Bon-Affût s’inclina respectueusement.

— Je ne suis pas digne de secouer la poussière de mes mocksens sur le seuil de sa porte.

— Le Wacondah bénit ceux qui pratiquent l’hospitalité ; mon frère Deux-Lapins est l’hôte d’un chef ; qu’il me suive donc.

— Je suivrai mon frère, puisque telle est sa volonté.

Et, sans plus de résistance, il se mit à marcher derrière le vieux chef, charmé au fond du cœur de s’être si bien tiré de cette première épreuve. Ainsi que nous l’avons dit, l’Aigle-Volant et l’Églantine étaient arrêtés à quelques pas dans l’intérieur, ils les eurent bientôt rejoints.

Tous les quatre, sans prononcer une parole, se dirigèrent vers la maison habitée par le chef et qui se trouvait située à l’autre extrémité de la ville.

Ce long trajet permit au chasseur de jeter un regard sur les rues qu’il traversait et de prendre une connaissance superficielle de Quiepaa-Tani.

Enfin ils arrivèrent à la demeure du chef.

Huilotl — le Pigeon, — la femme de Atoyac, assise les jambes croisées sur une natte en paille de maïs, confectionnait des tortillas, destinées probablement au dîner de son époux.

Non loin d’elle se tenaient trois ou quatre esclaves du sexe féminin appartenant à cette race bâtarde d’Indiens dont nous avons eu occasion de parler plus haut et auxquels, à juste titre, on peut appliquer la qualification de sauvages.

Au moment où le chef et ses hôtes entrèrent dans le calli, le Pigeon et ses esclaves levèrent les yeux avec curiosité.

— Huilotl, dit le chef avec dignité, je vous amène des étrangers : le premier est un grand et renommé sachem comanche ; vous le connaissez déjà, ainsi que sa femme.

— L’Aigle-Volant et l’Églantine sont les bienvenus dans le calli d’Atoyac, répondit-elle.

Le Comanche s’inclina légèrement sans prononcer un mot.

— Celui-ci reprit le chef en désignant le chasseur, est un célèbre tlacateotzin des Yumas ; il se nomme Deux-Lapins ; il habitera aussi avec nous.

— Les paroles que j’ai adressées au sachem des Comanches, je les répète pour le grand médecin des Yumas, dit-elle avec un sourire d’une certaine douceur ; le Pigeon est son esclave.

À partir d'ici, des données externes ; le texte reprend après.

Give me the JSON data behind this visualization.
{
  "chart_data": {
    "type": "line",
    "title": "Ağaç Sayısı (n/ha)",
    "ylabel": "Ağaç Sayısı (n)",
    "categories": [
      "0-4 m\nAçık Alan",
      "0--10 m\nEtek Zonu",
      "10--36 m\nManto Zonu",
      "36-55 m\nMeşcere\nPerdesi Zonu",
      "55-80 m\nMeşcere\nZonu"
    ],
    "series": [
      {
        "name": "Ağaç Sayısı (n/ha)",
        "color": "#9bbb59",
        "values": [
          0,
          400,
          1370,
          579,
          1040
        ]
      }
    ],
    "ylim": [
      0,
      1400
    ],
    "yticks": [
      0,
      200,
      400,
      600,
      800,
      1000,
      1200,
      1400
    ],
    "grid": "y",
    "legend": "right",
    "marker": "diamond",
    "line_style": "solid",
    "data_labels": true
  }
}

— Ma mère me permettra de baiser ses pieds, répondit galamment le Canadien.

— Mon frère baisera mon visage, reprit l’épouse du chef en tendant sa joue à Bon-Affût, qui l’effleura respectueusement de ses lèvres.

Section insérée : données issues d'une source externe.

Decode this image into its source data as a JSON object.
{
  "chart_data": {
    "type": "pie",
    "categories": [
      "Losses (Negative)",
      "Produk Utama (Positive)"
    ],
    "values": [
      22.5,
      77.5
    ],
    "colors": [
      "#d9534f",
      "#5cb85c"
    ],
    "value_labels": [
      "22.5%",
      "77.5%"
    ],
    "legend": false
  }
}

— Mes frères prendront le pulque de l’arrivée, continua le Pigeon ; la route est longue et poudreuse, et les rayons du soleil sont ardents.

— Le pulque désaltère la bouche aride des voyageurs, répondit Bon-Affût pour lui et ses compagnons.

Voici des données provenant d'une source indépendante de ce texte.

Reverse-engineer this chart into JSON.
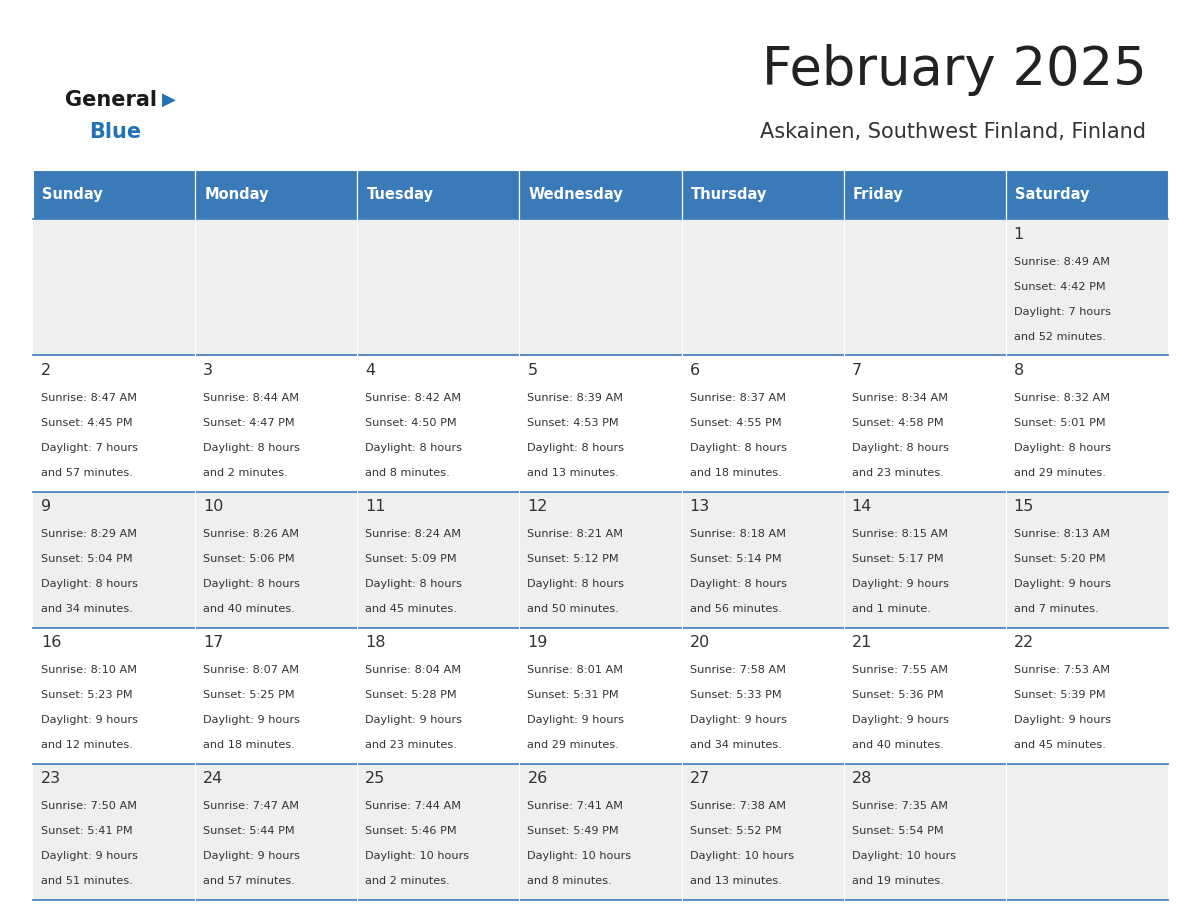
{
  "title": "February 2025",
  "subtitle": "Askainen, Southwest Finland, Finland",
  "header_color": "#3a7ab8",
  "header_text_color": "#ffffff",
  "cell_bg_even": "#efefef",
  "cell_bg_odd": "#ffffff",
  "day_headers": [
    "Sunday",
    "Monday",
    "Tuesday",
    "Wednesday",
    "Thursday",
    "Friday",
    "Saturday"
  ],
  "title_color": "#222222",
  "subtitle_color": "#333333",
  "line_color": "#3a7ab8",
  "text_color": "#333333",
  "logo_black": "#1a1a1a",
  "logo_blue": "#2272b5",
  "days": [
    {
      "day": 1,
      "col": 6,
      "row": 0,
      "sunrise": "8:49 AM",
      "sunset": "4:42 PM",
      "daylight": "7 hours and 52 minutes"
    },
    {
      "day": 2,
      "col": 0,
      "row": 1,
      "sunrise": "8:47 AM",
      "sunset": "4:45 PM",
      "daylight": "7 hours and 57 minutes"
    },
    {
      "day": 3,
      "col": 1,
      "row": 1,
      "sunrise": "8:44 AM",
      "sunset": "4:47 PM",
      "daylight": "8 hours and 2 minutes"
    },
    {
      "day": 4,
      "col": 2,
      "row": 1,
      "sunrise": "8:42 AM",
      "sunset": "4:50 PM",
      "daylight": "8 hours and 8 minutes"
    },
    {
      "day": 5,
      "col": 3,
      "row": 1,
      "sunrise": "8:39 AM",
      "sunset": "4:53 PM",
      "daylight": "8 hours and 13 minutes"
    },
    {
      "day": 6,
      "col": 4,
      "row": 1,
      "sunrise": "8:37 AM",
      "sunset": "4:55 PM",
      "daylight": "8 hours and 18 minutes"
    },
    {
      "day": 7,
      "col": 5,
      "row": 1,
      "sunrise": "8:34 AM",
      "sunset": "4:58 PM",
      "daylight": "8 hours and 23 minutes"
    },
    {
      "day": 8,
      "col": 6,
      "row": 1,
      "sunrise": "8:32 AM",
      "sunset": "5:01 PM",
      "daylight": "8 hours and 29 minutes"
    },
    {
      "day": 9,
      "col": 0,
      "row": 2,
      "sunrise": "8:29 AM",
      "sunset": "5:04 PM",
      "daylight": "8 hours and 34 minutes"
    },
    {
      "day": 10,
      "col": 1,
      "row": 2,
      "sunrise": "8:26 AM",
      "sunset": "5:06 PM",
      "daylight": "8 hours and 40 minutes"
    },
    {
      "day": 11,
      "col": 2,
      "row": 2,
      "sunrise": "8:24 AM",
      "sunset": "5:09 PM",
      "daylight": "8 hours and 45 minutes"
    },
    {
      "day": 12,
      "col": 3,
      "row": 2,
      "sunrise": "8:21 AM",
      "sunset": "5:12 PM",
      "daylight": "8 hours and 50 minutes"
    },
    {
      "day": 13,
      "col": 4,
      "row": 2,
      "sunrise": "8:18 AM",
      "sunset": "5:14 PM",
      "daylight": "8 hours and 56 minutes"
    },
    {
      "day": 14,
      "col": 5,
      "row": 2,
      "sunrise": "8:15 AM",
      "sunset": "5:17 PM",
      "daylight": "9 hours and 1 minute"
    },
    {
      "day": 15,
      "col": 6,
      "row": 2,
      "sunrise": "8:13 AM",
      "sunset": "5:20 PM",
      "daylight": "9 hours and 7 minutes"
    },
    {
      "day": 16,
      "col": 0,
      "row": 3,
      "sunrise": "8:10 AM",
      "sunset": "5:23 PM",
      "daylight": "9 hours and 12 minutes"
    },
    {
      "day": 17,
      "col": 1,
      "row": 3,
      "sunrise": "8:07 AM",
      "sunset": "5:25 PM",
      "daylight": "9 hours and 18 minutes"
    },
    {
      "day": 18,
      "col": 2,
      "row": 3,
      "sunrise": "8:04 AM",
      "sunset": "5:28 PM",
      "daylight": "9 hours and 23 minutes"
    },
    {
      "day": 19,
      "col": 3,
      "row": 3,
      "sunrise": "8:01 AM",
      "sunset": "5:31 PM",
      "daylight": "9 hours and 29 minutes"
    },
    {
      "day": 20,
      "col": 4,
      "row": 3,
      "sunrise": "7:58 AM",
      "sunset": "5:33 PM",
      "daylight": "9 hours and 34 minutes"
    },
    {
      "day": 21,
      "col": 5,
      "row": 3,
      "sunrise": "7:55 AM",
      "sunset": "5:36 PM",
      "daylight": "9 hours and 40 minutes"
    },
    {
      "day": 22,
      "col": 6,
      "row": 3,
      "sunrise": "7:53 AM",
      "sunset": "5:39 PM",
      "daylight": "9 hours and 45 minutes"
    },
    {
      "day": 23,
      "col": 0,
      "row": 4,
      "sunrise": "7:50 AM",
      "sunset": "5:41 PM",
      "daylight": "9 hours and 51 minutes"
    },
    {
      "day": 24,
      "col": 1,
      "row": 4,
      "sunrise": "7:47 AM",
      "sunset": "5:44 PM",
      "daylight": "9 hours and 57 minutes"
    },
    {
      "day": 25,
      "col": 2,
      "row": 4,
      "sunrise": "7:44 AM",
      "sunset": "5:46 PM",
      "daylight": "10 hours and 2 minutes"
    },
    {
      "day": 26,
      "col": 3,
      "row": 4,
      "sunrise": "7:41 AM",
      "sunset": "5:49 PM",
      "daylight": "10 hours and 8 minutes"
    },
    {
      "day": 27,
      "col": 4,
      "row": 4,
      "sunrise": "7:38 AM",
      "sunset": "5:52 PM",
      "daylight": "10 hours and 13 minutes"
    },
    {
      "day": 28,
      "col": 5,
      "row": 4,
      "sunrise": "7:35 AM",
      "sunset": "5:54 PM",
      "daylight": "10 hours and 19 minutes"
    }
  ]
}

La présentation était faite.

Les esclaves approchèrent des butaccas sur lesquelles les voyageurs s’étendirent ; des pots en terre rouge, assez semblables aux alcaforas espagnoles, remplis de pulque, furent apportés, et la liqueur, versée par la maîtresse de la maison elle-même dans des vases de corne, fut présentée par elle aux étrangers avec cette charmante et attentive hospitalité dont les Indiens seuls possèdent le secret.


  1. Littéralement homme-dieu. De tlacatl, homme, et teotl, dieu, nom donné par certaines tribus comanches à ceux qui exercent l’art de guérir.
  2. Surnom de Moctecuhzoma Ier : qui lance de flèches jusqu’au ciel. De ilhuicatl, ciel, et mitl, flèche. L’hiéroglyphe de ce roi est en effet une flèche qui frappe le ciel.
  3. Mexique.
  4. Ometochtli vient de ome, deux, et tochtli, lapin.